Justice

Bataille d’expertise

Par Armelle Malvoisin · Le Journal des Arts

Le 19 novembre 2007 - 557 mots

Le Wildenstein Institute devra inclure une œuvre de Van Dongen dans le catalogue raisonné de l’artiste.

PARIS - L’arrêt rendu par la 1re chambre de la cour d’appel de Paris le 2 mai 2007 est une petite révolution puisqu’il condamne l’association Wildenstein Institute, sise à Paris, à inclure un authentique tableau de Kees Van Dongen dans le catalogue raisonné en préparation de l’œuvre de l’artiste.
L’affaire remonte à 1991. Un frère et une sœur héritent de leur mère Hiver à Cannes, huile sur toile signée Van Dongen, acquise lors de la Biennale des antiquaires de Paris en 1986 auprès de la galerie Brame & Lorenceau. Ils demandent aux marchands de l’authentifier en vue de sa vente à une galerie japonaise, vivement intéressée, mais qui sollicite auprès des vendeurs un dossier complémentaire. Ils obtiennent un certificat de la veuve du peintre en 1998 et une attestation d’un ancien conservateur en chef des musées nationaux précisant à la fois les conditions d’exposition du tableau au Musée d’art moderne de la Ville de Paris en 1968 et l’origine de la propriété.
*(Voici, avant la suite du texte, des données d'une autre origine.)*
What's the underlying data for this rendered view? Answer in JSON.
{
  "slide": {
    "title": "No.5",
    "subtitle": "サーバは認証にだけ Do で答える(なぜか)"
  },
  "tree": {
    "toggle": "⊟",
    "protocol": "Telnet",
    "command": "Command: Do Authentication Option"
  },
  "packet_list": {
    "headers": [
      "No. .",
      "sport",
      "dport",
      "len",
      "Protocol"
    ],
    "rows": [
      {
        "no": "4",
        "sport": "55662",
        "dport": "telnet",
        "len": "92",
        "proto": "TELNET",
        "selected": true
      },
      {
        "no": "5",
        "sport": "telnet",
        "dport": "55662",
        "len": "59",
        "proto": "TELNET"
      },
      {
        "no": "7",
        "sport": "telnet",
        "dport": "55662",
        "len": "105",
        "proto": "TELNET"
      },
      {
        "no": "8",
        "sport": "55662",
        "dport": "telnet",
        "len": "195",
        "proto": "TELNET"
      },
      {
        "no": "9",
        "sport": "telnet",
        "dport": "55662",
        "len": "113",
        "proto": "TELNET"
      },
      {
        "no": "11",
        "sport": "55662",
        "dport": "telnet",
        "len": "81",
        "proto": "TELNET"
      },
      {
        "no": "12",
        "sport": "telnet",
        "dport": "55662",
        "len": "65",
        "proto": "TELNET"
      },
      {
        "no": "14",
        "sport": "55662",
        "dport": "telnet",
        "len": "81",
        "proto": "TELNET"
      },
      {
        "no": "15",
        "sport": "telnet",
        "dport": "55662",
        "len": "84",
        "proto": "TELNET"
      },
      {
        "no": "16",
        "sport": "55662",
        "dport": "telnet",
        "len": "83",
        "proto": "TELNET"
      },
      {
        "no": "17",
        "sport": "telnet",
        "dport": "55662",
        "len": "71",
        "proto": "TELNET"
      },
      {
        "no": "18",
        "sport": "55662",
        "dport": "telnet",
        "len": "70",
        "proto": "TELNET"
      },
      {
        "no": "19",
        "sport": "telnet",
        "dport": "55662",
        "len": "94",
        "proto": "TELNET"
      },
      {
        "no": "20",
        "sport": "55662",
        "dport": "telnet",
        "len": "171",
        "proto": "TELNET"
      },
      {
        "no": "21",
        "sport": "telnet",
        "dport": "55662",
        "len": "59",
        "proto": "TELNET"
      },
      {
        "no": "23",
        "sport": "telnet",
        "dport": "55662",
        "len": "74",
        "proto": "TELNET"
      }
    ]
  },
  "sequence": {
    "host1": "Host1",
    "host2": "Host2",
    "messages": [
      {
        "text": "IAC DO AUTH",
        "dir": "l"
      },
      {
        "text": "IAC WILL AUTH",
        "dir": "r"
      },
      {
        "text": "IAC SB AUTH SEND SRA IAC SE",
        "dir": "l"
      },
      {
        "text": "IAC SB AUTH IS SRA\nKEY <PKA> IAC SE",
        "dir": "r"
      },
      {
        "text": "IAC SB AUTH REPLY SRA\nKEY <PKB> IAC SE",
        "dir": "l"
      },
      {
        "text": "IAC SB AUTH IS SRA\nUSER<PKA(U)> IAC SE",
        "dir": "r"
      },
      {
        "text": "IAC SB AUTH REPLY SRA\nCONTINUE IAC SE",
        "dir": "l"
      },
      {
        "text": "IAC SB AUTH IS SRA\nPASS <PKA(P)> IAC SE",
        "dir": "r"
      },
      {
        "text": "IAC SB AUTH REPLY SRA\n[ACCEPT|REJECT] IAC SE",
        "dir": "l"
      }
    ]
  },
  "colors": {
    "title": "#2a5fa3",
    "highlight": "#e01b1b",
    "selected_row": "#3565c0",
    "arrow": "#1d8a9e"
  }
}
Ils recueillent également les propres convictions d’expert de la galerie Brame & Lorenceau. En dépit de toutes ces garanties, le comité Van Dongen siégeant au Wildenstein Institute refuse à plusieurs reprises de faire figurer cette œuvre dans le catalogue raisonné qu’il prépare sur le peintre – « après étude et en l’état actuel de nos connaissances », écrit-il dans un avis daté du 20 octobre 1998. Même si le comité prend soin de préciser que « le présent avis n’est pas une appréciation portant notamment sur l’authenticité, l’attribution, la propriété ou l’état de l’objet », il plane désormais un doute quant à son authenticité. Les propriétaires du tableau portent alors l’affaire en justice. Campant sur sa position, le Wildenstein Institute, qui se dit « libre de ses opinions », déclare « faire œuvre d’expert et ne s’[être] jamais prononcé sur l’authenticité du tableau ». Il n’a pas souhaité dévoiler le motif pour lequel il refusait d’inclure l’œuvre dans le catalogue raisonné en préparation. « Cette position est tout à fait hypocrite et correspond à une stratégie destinée à asseoir leur pouvoir et assurer leur communication », commente Me Daphné Juster, l’avocate des plaignants.
« L’œuvre a été exposée du vivant de l’artiste au Musée d’art moderne de la Ville de Paris en 1968, en présence de sa femme et de sa fille », note l’expert judiciaire, Marie-Hélène Grinfeder, dans son rapport datant de 2005 qui retrace les ventes successives jusqu’à la dernière transaction en 1986. Ce document mentionne que la veuve de l’artiste a reconnu l’œuvre lorsqu’elle lui a été présentée par la galerie Brame & Lorenceau et que les droits de reproduction de son image sont perçus par la succession Van Dongen. L’expert a donc conclu à l’authenticité de l’œuvre. Reconnaissant le rôle déterminant du Wildenstein Institute sur l’œuvre de Van Dongen et son marché, la cour a pour la première fois retenu sa responsabilité fautive, l’a condamné à des dommages et intérêts d’un montant de 2 000 euros ainsi qu’au règlement de l’intégralité des frais de justice et d’expertise. Elle a contraint par ailleurs l’organisme à inclure le tableau authentifié dans le catalogue raisonné de l’artiste en préparation. Pour Me Juster, « le Wildenstein Institute n’a désormais plus le droit de vie et de mort sur les œuvres vendues sur le marché de l’art international. Il ne pourra plus émettre un avis non justifié sans se retrouver confronté à la justice ».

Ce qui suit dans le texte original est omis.